2011 ad of the year

It’s that time of year again, when all of the programmes on TV start to reflect on the happenings of the past year. Last night, it was the turn of ITV’s ad of the year programme.

8000 ITV viewers were asked to vote for their favourite ad of the year and number one? The Cravendale cats with thumbs advert.

In my eyes this advert got a well deserved first place. Not only does it make you laugh every time you see it, you also have a sneaky look at your own cat sitting quietly in the corner, wondering if they will ever grow thumbs and do the same!  Genius.

I was both happy and surprised to see that the Yeo Valley farmers advert wasn’t mentioned in the top 20. Although I find it really annoying to watch, I don’t think anyone can say it doesn’t do its job. We definitely spent quite a lot of time in 2011 talking about!

I can’t wait to see what the crop of 2012 adverts will bring to the table!


Are the Barcelona Principles the way forward?

Advertising Value Equivalents (AVE’s) are not the value of Public Relations. They are not the be all and end all. This is a statement made clear to everyone when discussing the Barcelona Principles. The aim is to create a set of sophisticated measurement and evaluation principles that will allow the profession to measure the impact PR has had on an organisation effectively. And I believe, this has been a long time coming!

Advertising Value Equivalent is, in basic terms, the price of what your editorial coverage would cost if it were advertising space or time. To me, this technique in itself has many flaws. Can the effectiveness of a PR campaign really be measured through the estimated cost of space occupied by all your editorial coverage? This cost doesn’t tell us if the campaign reached the target audience, how many people it did reach or what they thought about it. PR is meant to be about ‘two-way communication’ and just telling an organisation how much our campaign would have cost in terms of advertising doesn’t give them any indication of the success of the campaign in terms of communication.

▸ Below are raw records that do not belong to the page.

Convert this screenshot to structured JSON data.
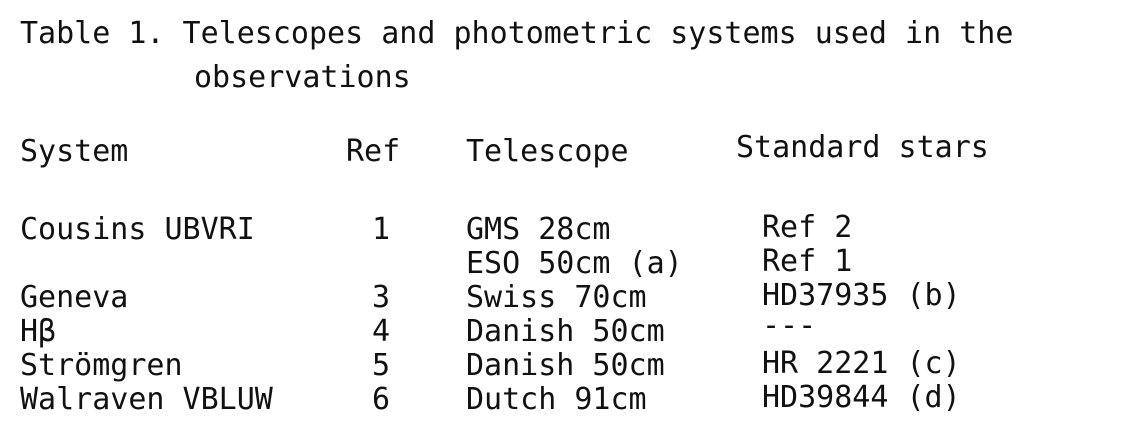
{
  "table": {
    "caption_line1": "Table 1. Telescopes and photometric systems used in the",
    "caption_line2": "observations",
    "headers": {
      "system": "System",
      "ref": "Ref",
      "telescope": "Telescope",
      "standard_stars": "Standard stars"
    },
    "rows": [
      {
        "system": "Cousins UBVRI",
        "ref": "1",
        "telescope": "GMS 28cm",
        "standard": "Ref 2"
      },
      {
        "system": "",
        "ref": "",
        "telescope": "ESO 50cm (a)",
        "standard": "Ref 1"
      },
      {
        "system": "Geneva",
        "ref": "3",
        "telescope": "Swiss 70cm",
        "standard": "HD37935 (b)"
      },
      {
        "system": "Hβ",
        "ref": "4",
        "telescope": "Danish 50cm",
        "standard": "---"
      },
      {
        "system": "Strömgren",
        "ref": "5",
        "telescope": "Danish 50cm",
        "standard": "HR 2221 (c)"
      },
      {
        "system": "Walraven VBLUW",
        "ref": "6",
        "telescope": "Dutch 91cm",
        "standard": "HD39844 (d)"
      }
    ]
  }
}
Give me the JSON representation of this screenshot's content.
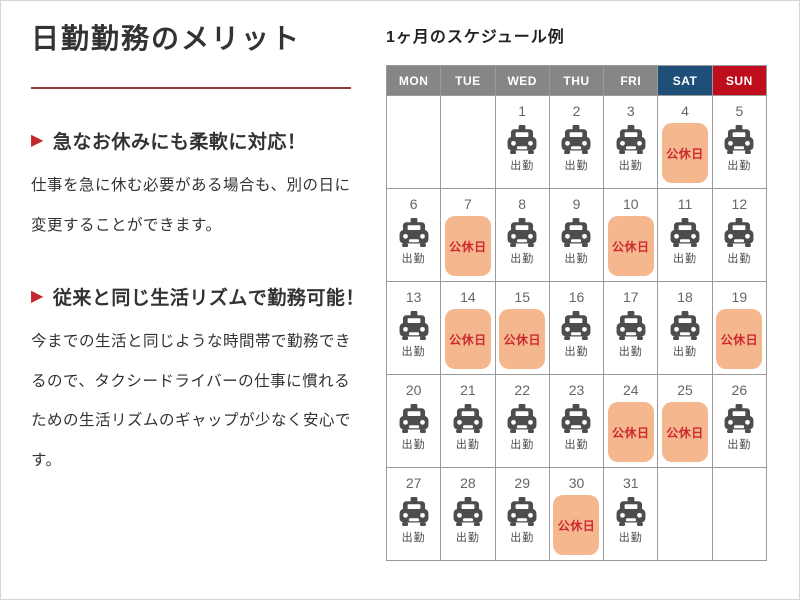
{
  "left": {
    "title": "日勤勤務のメリット",
    "sections": [
      {
        "heading": "急なお休みにも柔軟に対応！",
        "body": "仕事を急に休む必要がある場合も、別の日に変更することができます。"
      },
      {
        "heading": "従来と同じ生活リズムで勤務可能！",
        "body": "今までの生活と同じような時間帯で勤務できるので、タクシードライバーの仕事に慣れるための生活リズムのギャップが少なく安心です。"
      }
    ],
    "arrow_icon": "▶"
  },
  "calendar": {
    "title": "1ヶ月のスケジュール例",
    "day_headers": [
      {
        "label": "MON",
        "type": "weekday"
      },
      {
        "label": "TUE",
        "type": "weekday"
      },
      {
        "label": "WED",
        "type": "weekday"
      },
      {
        "label": "THU",
        "type": "weekday"
      },
      {
        "label": "FRI",
        "type": "weekday"
      },
      {
        "label": "SAT",
        "type": "saturday"
      },
      {
        "label": "SUN",
        "type": "sunday"
      }
    ],
    "work_label": "出勤",
    "holiday_label": "公休日",
    "weeks": [
      [
        null,
        null,
        {
          "day": "1",
          "type": "work"
        },
        {
          "day": "2",
          "type": "work"
        },
        {
          "day": "3",
          "type": "work"
        },
        {
          "day": "4",
          "type": "holiday"
        },
        {
          "day": "5",
          "type": "work"
        }
      ],
      [
        {
          "day": "6",
          "type": "work"
        },
        {
          "day": "7",
          "type": "holiday"
        },
        {
          "day": "8",
          "type": "work"
        },
        {
          "day": "9",
          "type": "work"
        },
        {
          "day": "10",
          "type": "holiday"
        },
        {
          "day": "11",
          "type": "work"
        },
        {
          "day": "12",
          "type": "work"
        }
      ],
      [
        {
          "day": "13",
          "type": "work"
        },
        {
          "day": "14",
          "type": "holiday"
        },
        {
          "day": "15",
          "type": "holiday"
        },
        {
          "day": "16",
          "type": "work"
        },
        {
          "day": "17",
          "type": "work"
        },
        {
          "day": "18",
          "type": "work"
        },
        {
          "day": "19",
          "type": "holiday"
        }
      ],
      [
        {
          "day": "20",
          "type": "work"
        },
        {
          "day": "21",
          "type": "work"
        },
        {
          "day": "22",
          "type": "work"
        },
        {
          "day": "23",
          "type": "work"
        },
        {
          "day": "24",
          "type": "holiday"
        },
        {
          "day": "25",
          "type": "holiday"
        },
        {
          "day": "26",
          "type": "work"
        }
      ],
      [
        {
          "day": "27",
          "type": "work"
        },
        {
          "day": "28",
          "type": "work"
        },
        {
          "day": "29",
          "type": "work"
        },
        {
          "day": "30",
          "type": "holiday"
        },
        {
          "day": "31",
          "type": "work"
        },
        null,
        null
      ]
    ],
    "colors": {
      "weekday_header": "#868686",
      "saturday_header": "#1f4e79",
      "sunday_header": "#c00d1e",
      "holiday_bg": "#f5b78e",
      "holiday_text": "#cc2a31",
      "accent_red": "#c1272d",
      "divider_red": "#953a42",
      "icon_gray": "#4d4d4d"
    }
  }
}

These new principles aim to give the PR profession credibility and a way of effectively measuring how well a campaign has gone and to what point it has met its objectives. Since the way in which PR is performed is constantly changing, these principles need to be throughly examined and continually looked at to make sure they are measuring PR in the most effective and up-to-date way they possibly can. Currently, these are the headlines for the new Barcelona Principles:

  • Goal setting and measurement are important
  • Media measurement requires quantity and quality
  • AVEs are not the value of public relations
  • Social media can and should be measured
  • Measuring outcomes is preferred to measuring media results (outputs)
  • Organisational results and outcomes should be measured whenever possible
  • Transparency and replicability are paramount to sound measurement.

Each of these principles will be explained in more detail in a future article on the CIPR website. I believe that these principles will give PR practitioners a concrete way of evaluating how successful their work has been and how it could be improved in the future. For example, the use of social media in PR can influence a huge number of people in everyday society. PR practitioners not only need to be at the fore front of this ever changing medium but they also need to be able to effectively tell organisations how many people have connected and responded to a campaign through the use of these social platforms. It’s no longer enough to say ‘we’ve set up a Facebook group and we now have 100 members’. Organisations need to know what these members have been saying and how they have responded to the campaign.

Philip Sheldrake (@Sheldrake) recently created a presentation titled ‘What’s the ROI on social media?’ which can be found on his website. This could be very useful for PR practitioners who are looking for ways to measure social media.

Uphold or Reject?

It’s a sunny Tuesday afternoon and we are beginning to look at the problems PR officers can come across when a client they are working with is attacked through print, broadcast and online advertisements. Learning about how to deal with these situations and looking at the codes/regulations put into place by bodies such as the ASA, Ofcom and the PCC was interesting however I was more interested in being outside in the lovely weather than looking at regulatory codes. Then we started to look at adverts that had either been upheld or rejected after complaints had been made about them and found that some adverts were being removed from TV for reasons that weren’t really necessary.

In a previous module last year, Sarah Hepworth, Lyndsey Johnson and I gave a presentation on advertising and taboo adverts. We looked mostly at the ASA and their code of practice and to our surprise found that it only takes ONE complaint to completely remove an ad from the TV.

This advert was removed from TV after complaints were made that it was discriminating towards Goths. Is it really discriminating? I remember being at school when this advert was shown and everybody was talking about it, and not in a bad way. It was a really catchy advert and I don’t know of anybody who didn’t know the jingle!

This advert was removed after it was said to be to traumatic and distressing to be shown on TV. However, it’s still available to see on the organisation’s website. Surely the advert needs to be ‘hard-hitting’ in order to get the message across? Is taking this advert off TV not just like letting the bullies win? Something we’re all told not to do.

I believe that it’s right to have codes of practice set in place to ensure that adverts are ‘legal, decent, honest and truthful and do not mislead or cause harm or serious or widespread offence’. However, I think that upholding adverts from TV after receiving complaints that they are too distressing or discriminating to Goths is a little bit extreme!